Bogota fruit-eating bat
- Conservation status: Least Concern (IUCN 3.1)

Scientific classification
- Domain: Eukaryota
- Kingdom: Animalia
- Phylum: Chordata
- Class: Mammalia
- Order: Chiroptera
- Family: Phyllostomidae
- Genus: Dermanura
- Species: D. bogotensis
- Binomial name: Dermanura bogotensis Andersen, 1906
- Synonyms: Artibeus bogotensis K. Andersen, 1906 ; Artibeus cinereus bogotensis K. Andersen, 1906 ; Artibeus glaucus bogotensis Handley, 1987 ;

= Bogota fruit-eating bat =

- Genus: Dermanura
- Species: bogotensis
- Authority: Andersen, 1906
- Conservation status: LC

Species of bat

The Bogota fruit-eating bat (Dermanura bogotensis) is a species of bat found in South America.

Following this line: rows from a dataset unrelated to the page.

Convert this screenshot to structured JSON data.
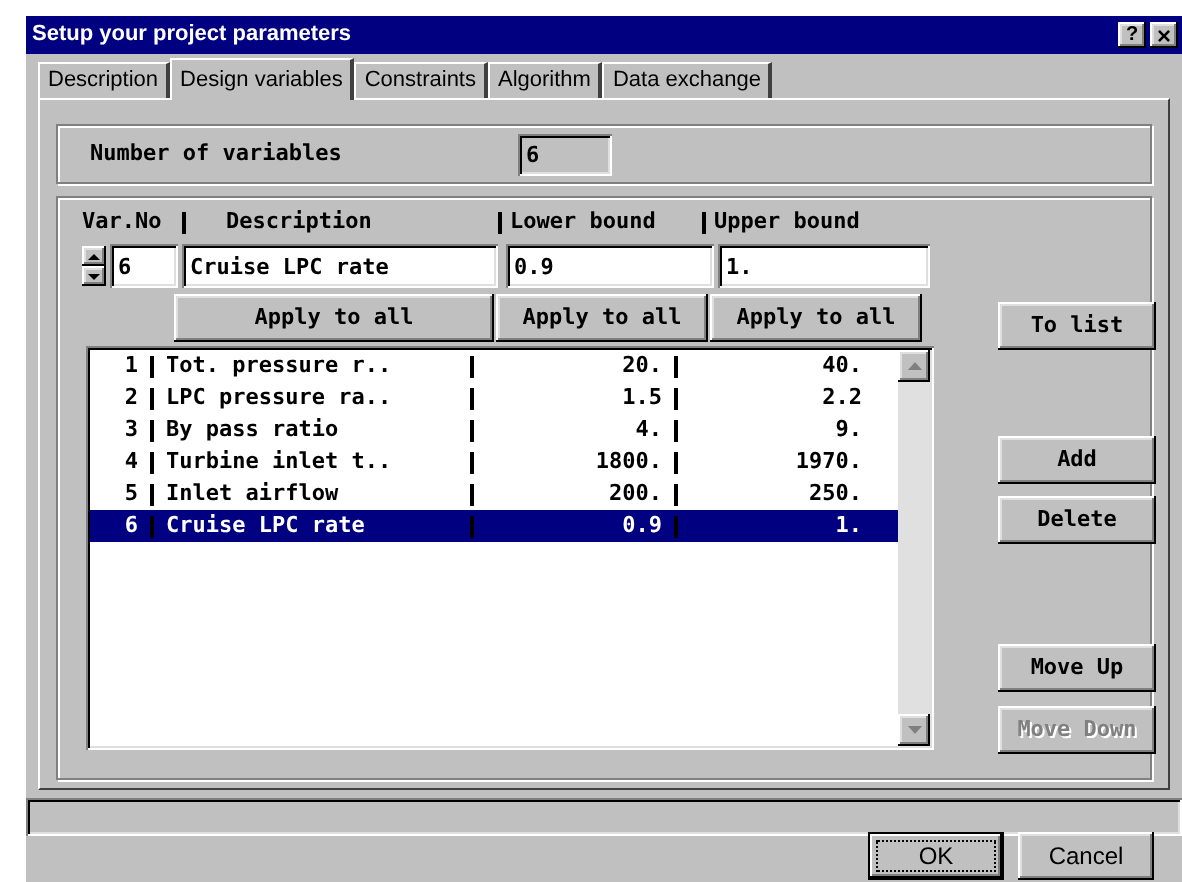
{
  "window": {
    "title": "Setup your project parameters",
    "help": "?",
    "close": "×"
  },
  "tabs": [
    {
      "label": "Description",
      "selected": false
    },
    {
      "label": "Design variables",
      "selected": true
    },
    {
      "label": "Constraints",
      "selected": false
    },
    {
      "label": "Algorithm",
      "selected": false
    },
    {
      "label": "Data exchange",
      "selected": false
    }
  ],
  "number_of_variables": {
    "label": "Number of variables",
    "value": "6"
  },
  "editor": {
    "columns": [
      "Var.No",
      "Description",
      "Lower bound",
      "Upper bound"
    ],
    "var_no": "6",
    "description": "Cruise LPC rate",
    "lower_bound": "0.9",
    "upper_bound": "1.",
    "apply_buttons": [
      "Apply to all",
      "Apply to all",
      "Apply to all"
    ]
  },
  "list": {
    "rows": [
      {
        "no": "1",
        "description": "Tot. pressure r..",
        "lower": "20.",
        "upper": "40.",
        "selected": false
      },
      {
        "no": "2",
        "description": "LPC pressure ra..",
        "lower": "1.5",
        "upper": "2.2",
        "selected": false
      },
      {
        "no": "3",
        "description": "By pass ratio",
        "lower": "4.",
        "upper": "9.",
        "selected": false
      },
      {
        "no": "4",
        "description": "Turbine inlet t..",
        "lower": "1800.",
        "upper": "1970.",
        "selected": false
      },
      {
        "no": "5",
        "description": "Inlet airflow",
        "lower": "200.",
        "upper": "250.",
        "selected": false
      },
      {
        "no": "6",
        "description": "Cruise LPC rate",
        "lower": "0.9",
        "upper": "1.",
        "selected": true
      }
    ]
  },
  "side_buttons": [
    {
      "label": "To list",
      "disabled": false
    },
    {
      "label": "Add",
      "disabled": false
    },
    {
      "label": "Delete",
      "disabled": false
    },
    {
      "label": "Move Up",
      "disabled": false
    },
    {
      "label": "Move Down",
      "disabled": true
    }
  ],
  "buttons": [
    {
      "label": "OK",
      "default": true
    },
    {
      "label": "Cancel",
      "default": false
    }
  ]
}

==Taxonomy and etymology==
This bat was described in 1906 by Danish mammalogist Knud Andersen. He described it as a subspecies of the Gervais's fruit-eating bat, A. cinereus. The holotype had been collected near Bogotá, Colombia, undoubtedly inspiring the species name "bogotensis." Later, beginning in 1987, the taxon was considered a subspecies of the silver fruit-eating bat, D. glauca. In 2008, researchers proposed that the Bogota fruit-eating bat should be elevated to species rank.

==Description==
It has pale brown fur and distinct white stripes on its face. The length of its head and body is 50-58 mm. It lacks a tail. Its hind feet are 14-16 mm long; its ears are 17-18 mm; and its forearm is 37-42 mm long. It weighs 9-15 g.

==Biology and ecology==
This bat is frugivorous. It is bimodally polyestrous, meaning that it has two breeding seasons in a year. These breeding seasons correspond to seasonal fruit abundance. Like many bat species, it is nocturnal, roosting in sheltered places during the day such as caves.

==Range and habitat==
It has been documented in several countries in South America, including Colombia, Guyana, Peru, Suriname, and Venezuela. It has been recorded at elevations from 100-2600 m above sea level. It is often found in montane forests.

==Conservation==
It is currently evaluated as least concern by the IUCN. Major threats to this species, if any exist, have not been identified.